Lionfish have brown or maroon and white stripes.  They have sharp spines that can deliver a venomous sting that can cause pain, sweating and respiratory distress.  Adults grow up to a foot long and juveniles may be as small as one inch or less.  According to the Florida Department of Environmental Protection, the lionfish has no known predators in the Atlantic which has contributed to their numbers as well as their ability to spawn year round and spread.

These invaders can be found in our reefs, mangroves and seagrass meadows.  They are the first exotic species to invade coral reefs. They are voracious eaters who consume more than 50 different species, including shrimp, grouper, and lobster.  Their ravenous appetite has eaten or starved out local fish and disrupted commercial fishing.  Some scientists believe that lionfish are so widespread that we may not be able to reverse their effect on the ecosystems of the Western Atlantic.

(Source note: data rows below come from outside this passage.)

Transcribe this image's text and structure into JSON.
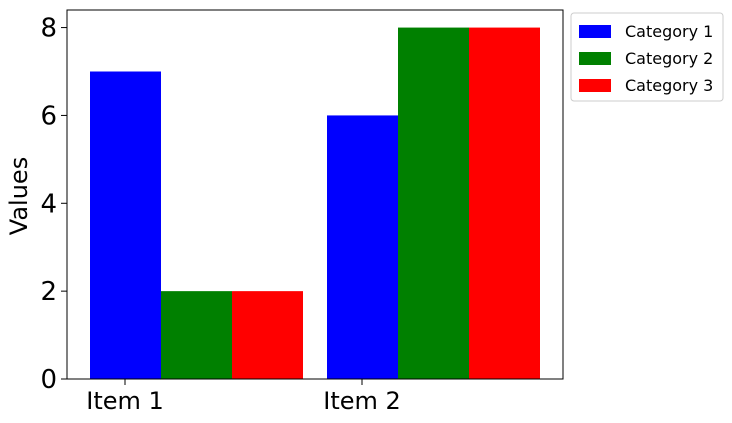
{
  "chart_data": {
    "type": "bar",
    "categories": [
      "Item 1",
      "Item 2"
    ],
    "series": [
      {
        "name": "Category 1",
        "values": [
          7,
          6
        ],
        "color": "#0000ff"
      },
      {
        "name": "Category 2",
        "values": [
          2,
          8
        ],
        "color": "#008000"
      },
      {
        "name": "Category 3",
        "values": [
          2,
          8
        ],
        "color": "#ff0000"
      }
    ],
    "xlabel": "",
    "ylabel": "Values",
    "ylim": [
      0,
      8.4
    ],
    "yticks": [
      0,
      2,
      4,
      6,
      8
    ],
    "grid": false,
    "legend_position": "outside-top-right"
  }
}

The Florida Fish and Wildlife Commission intend to adopt four measures to address the problem.  They proposed a prohibition on the import of lionfish for the aquarium trade.  A ban on lionfish in aquaculture.  The introduction of lionfish fishing derbies in protected areas previously off limits to spearfishing.  Lastly, letting divers in pursuit of lionfish use previously banned equipment that enables them to stay underwater longer.  The Florida legislature has allocated $427,000 to start a bounty program that would be administered by FFWC if the legislation is signed by the Governor.  Additionally, FWCC has a new phone app called the Report Florida Lionfish, designed to help the state collect data and raise awareness of the dangers of this invasive species, by encouraging the public to report sightings so the fish can be removed from waterways.

Lionfish roundups have been happening for several years in the Florida Keys.  They have proven successful in removing these invasive fish from local reefs and holding down populations.  In April, a Southwest Florida Lionfish Derby was held.  The first and second place winners killed 100 of the fish on a wreck found 25 miles off Anna Maria.

In addition to these actions many people are trying to get a market going for the tasty meat found beneath the fish’s spine.  At a lionfish summit last fall a recommendation was made to include the lionfish in the state’s “Fresh from Florida” promotion.